Adding sitemap generator
So for the sitemap, first pass I set things up in the same fashion as the front page and feed are generated, just without a LIMIT on the SPARQL query. This wound up making Apache give a proxy error, not sure exactly why (for some reason error messages didn't show) but it seemed reasonable to assume that it was somehow related to the quantity of results, maybe a silent timeout. I've got archives in the store going back years, my current query (excluding everything with "comment" in the URI) produces just over 5,500 results.
So then I decided to modify things to generate a static file when a POST was received at a particular URL. I should have seen this coming, but my initial attempt at this also gave a proxy error. D'oh! Performance-wise it was effectively the same routine running in the same thread.
But I was able to get it working by making the sitemap generator class a Scala Actor. When the appropriate POST is received, the handler creates a new instance of the Actor and sends it a message, but then continues along the original thread, returning an "ok" message to the browser.

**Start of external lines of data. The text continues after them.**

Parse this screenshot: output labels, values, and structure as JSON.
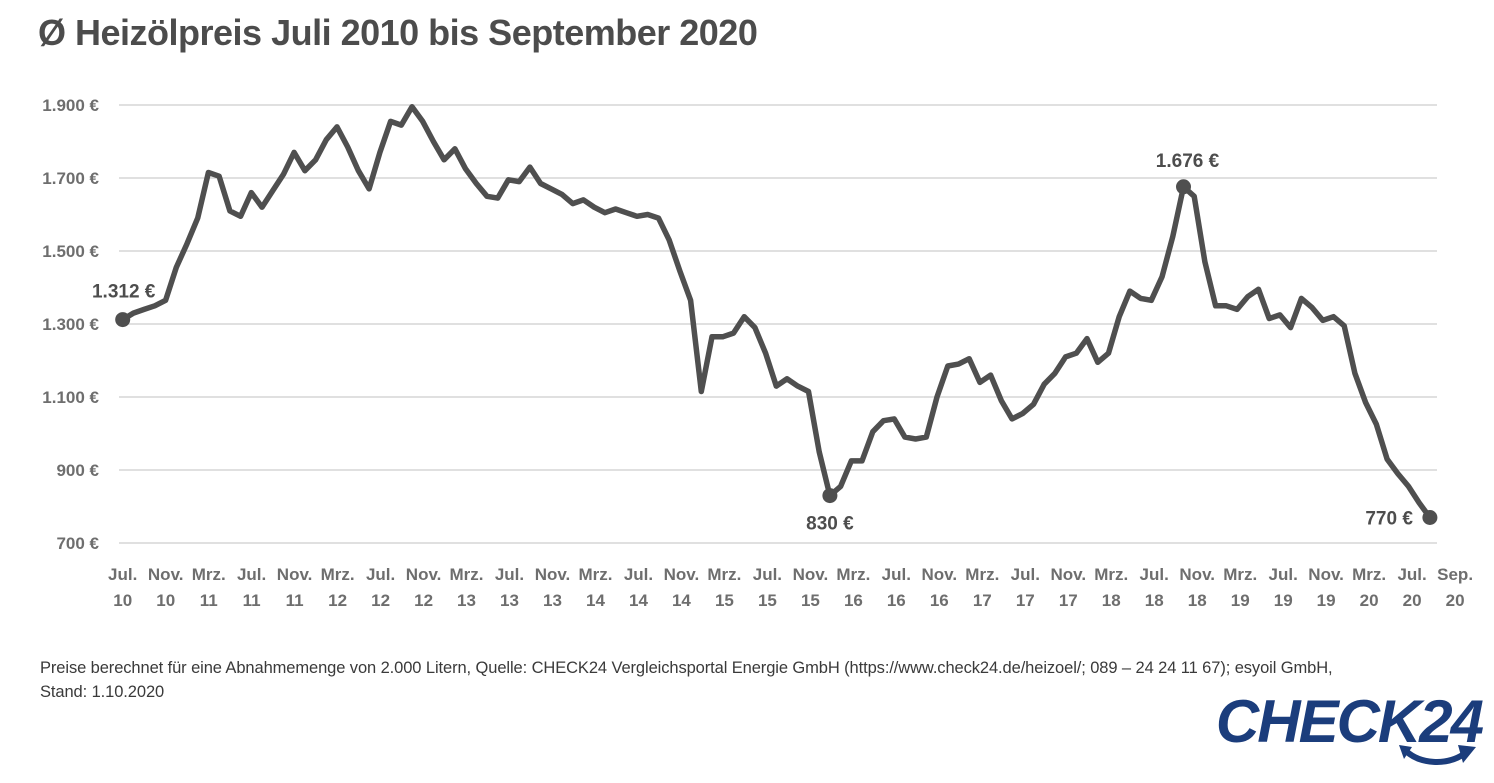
{
  "page": {
    "title": "Ø Heizölpreis Juli 2010 bis September 2020"
  },
  "chart_data": {
    "type": "line",
    "title": "Ø Heizölpreis Juli 2010 bis September 2020",
    "unit": "€",
    "currency": "EUR",
    "ylim": [
      700,
      1900
    ],
    "grid": "horizontal-only",
    "legend": "none",
    "y_ticks": [
      {
        "value": 1900,
        "label": "1.900 €"
      },
      {
        "value": 1700,
        "label": "1.700 €"
      },
      {
        "value": 1500,
        "label": "1.500 €"
      },
      {
        "value": 1300,
        "label": "1.300 €"
      },
      {
        "value": 1100,
        "label": "1.100 €"
      },
      {
        "value": 900,
        "label": "900 €"
      },
      {
        "value": 700,
        "label": "700 €"
      }
    ],
    "x_ticks": [
      {
        "month": "Jul.",
        "year": "10"
      },
      {
        "month": "Nov.",
        "year": "10"
      },
      {
        "month": "Mrz.",
        "year": "11"
      },
      {
        "month": "Jul.",
        "year": "11"
      },
      {
        "month": "Nov.",
        "year": "11"
      },
      {
        "month": "Mrz.",
        "year": "12"
      },
      {
        "month": "Jul.",
        "year": "12"
      },
      {
        "month": "Nov.",
        "year": "12"
      },
      {
        "month": "Mrz.",
        "year": "13"
      },
      {
        "month": "Jul.",
        "year": "13"
      },
      {
        "month": "Nov.",
        "year": "13"
      },
      {
        "month": "Mrz.",
        "year": "14"
      },
      {
        "month": "Jul.",
        "year": "14"
      },
      {
        "month": "Nov.",
        "year": "14"
      },
      {
        "month": "Mrz.",
        "year": "15"
      },
      {
        "month": "Jul.",
        "year": "15"
      },
      {
        "month": "Nov.",
        "year": "15"
      },
      {
        "month": "Mrz.",
        "year": "16"
      },
      {
        "month": "Jul.",
        "year": "16"
      },
      {
        "month": "Nov.",
        "year": "16"
      },
      {
        "month": "Mrz.",
        "year": "17"
      },
      {
        "month": "Jul.",
        "year": "17"
      },
      {
        "month": "Nov.",
        "year": "17"
      },
      {
        "month": "Mrz.",
        "year": "18"
      },
      {
        "month": "Jul.",
        "year": "18"
      },
      {
        "month": "Nov.",
        "year": "18"
      },
      {
        "month": "Mrz.",
        "year": "19"
      },
      {
        "month": "Jul.",
        "year": "19"
      },
      {
        "month": "Nov.",
        "year": "19"
      },
      {
        "month": "Mrz.",
        "year": "20"
      },
      {
        "month": "Jul.",
        "year": "20"
      },
      {
        "month": "Sep.",
        "year": "20"
      }
    ],
    "series": [
      {
        "name": "Heizölpreis (Abnahmemenge 2.000 Liter)",
        "start": "Jul. 2010",
        "end": "Sep. 2020",
        "interval": "monatlich",
        "values": [
          1312,
          1330,
          1340,
          1350,
          1365,
          1455,
          1520,
          1590,
          1715,
          1705,
          1610,
          1595,
          1660,
          1620,
          1665,
          1710,
          1770,
          1720,
          1750,
          1805,
          1840,
          1785,
          1720,
          1670,
          1770,
          1855,
          1845,
          1895,
          1855,
          1800,
          1750,
          1780,
          1725,
          1685,
          1650,
          1645,
          1695,
          1690,
          1730,
          1685,
          1670,
          1655,
          1630,
          1640,
          1620,
          1605,
          1615,
          1605,
          1595,
          1600,
          1590,
          1530,
          1445,
          1365,
          1115,
          1265,
          1265,
          1275,
          1320,
          1290,
          1220,
          1130,
          1150,
          1130,
          1115,
          950,
          830,
          855,
          925,
          925,
          1005,
          1035,
          1040,
          990,
          985,
          990,
          1100,
          1185,
          1190,
          1205,
          1140,
          1160,
          1090,
          1040,
          1055,
          1080,
          1135,
          1165,
          1210,
          1220,
          1260,
          1195,
          1220,
          1320,
          1390,
          1370,
          1365,
          1430,
          1540,
          1676,
          1650,
          1470,
          1350,
          1350,
          1340,
          1375,
          1395,
          1315,
          1325,
          1290,
          1370,
          1345,
          1310,
          1320,
          1295,
          1165,
          1085,
          1025,
          930,
          890,
          855,
          810,
          770
        ]
      }
    ],
    "annotations": [
      {
        "id": "start",
        "label": "1.312 €",
        "value": 1312,
        "index": 0,
        "placement": "above-start"
      },
      {
        "id": "low-2016",
        "label": "830 €",
        "value": 830,
        "index": 66,
        "placement": "below"
      },
      {
        "id": "peak-2018",
        "label": "1.676 €",
        "value": 1676,
        "index": 99,
        "placement": "above"
      },
      {
        "id": "end",
        "label": "770 €",
        "value": 770,
        "index": 122,
        "placement": "left-of-end"
      }
    ],
    "colors": {
      "line": "#4f4f4f",
      "grid": "#d6d6d6",
      "tick_text": "#6e6e6e",
      "annotation_text": "#4d4d4d"
    }
  },
  "footer": {
    "line1": "Preise berechnet für eine Abnahmemenge von 2.000 Litern, Quelle: CHECK24 Vergleichsportal Energie GmbH (https://www.check24.de/heizoel/; 089 – 24 24 11 67); esyoil GmbH,",
    "line2": "Stand: 1.10.2020"
  },
  "logo": {
    "text": "CHECK24",
    "color": "#1b3d7c"
  }
}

Along the way I evolved what I reckoned was most suitable to put in the sitemap file. The blog front page just uses the core sitemap terms, and this is hard-coded:
<url>
<loc>http://dannyayers.com/</loc>
<changefreq>daily</changefreq>
<priority>0.9</priority>
</url>
Initially I had individual posts using the News sitemap terms, until just now I noticed that they are only for things that change a lot... So instead they just look like this:
<url>
<loc>http://dannyayers.com/2003/05/12/bufo-bufo/</loc>
<lastmod>1970-01-01T01:00:00Z</lastmod>
<changefreq>monthly</changefreq>
</url>
I've left it as monthly in case I want to change any of the template of the individually rendered pages, but reindexing isn't really a priority once the content text has been looked at.
Next I guess I should look at Semantic Sitemaps.
I'm typing this as yet another version of the generator code is running, I've kept making little errors that only show up when I point Google at the sitemap file... But if you're reading this then Gogle is happy with the current version :)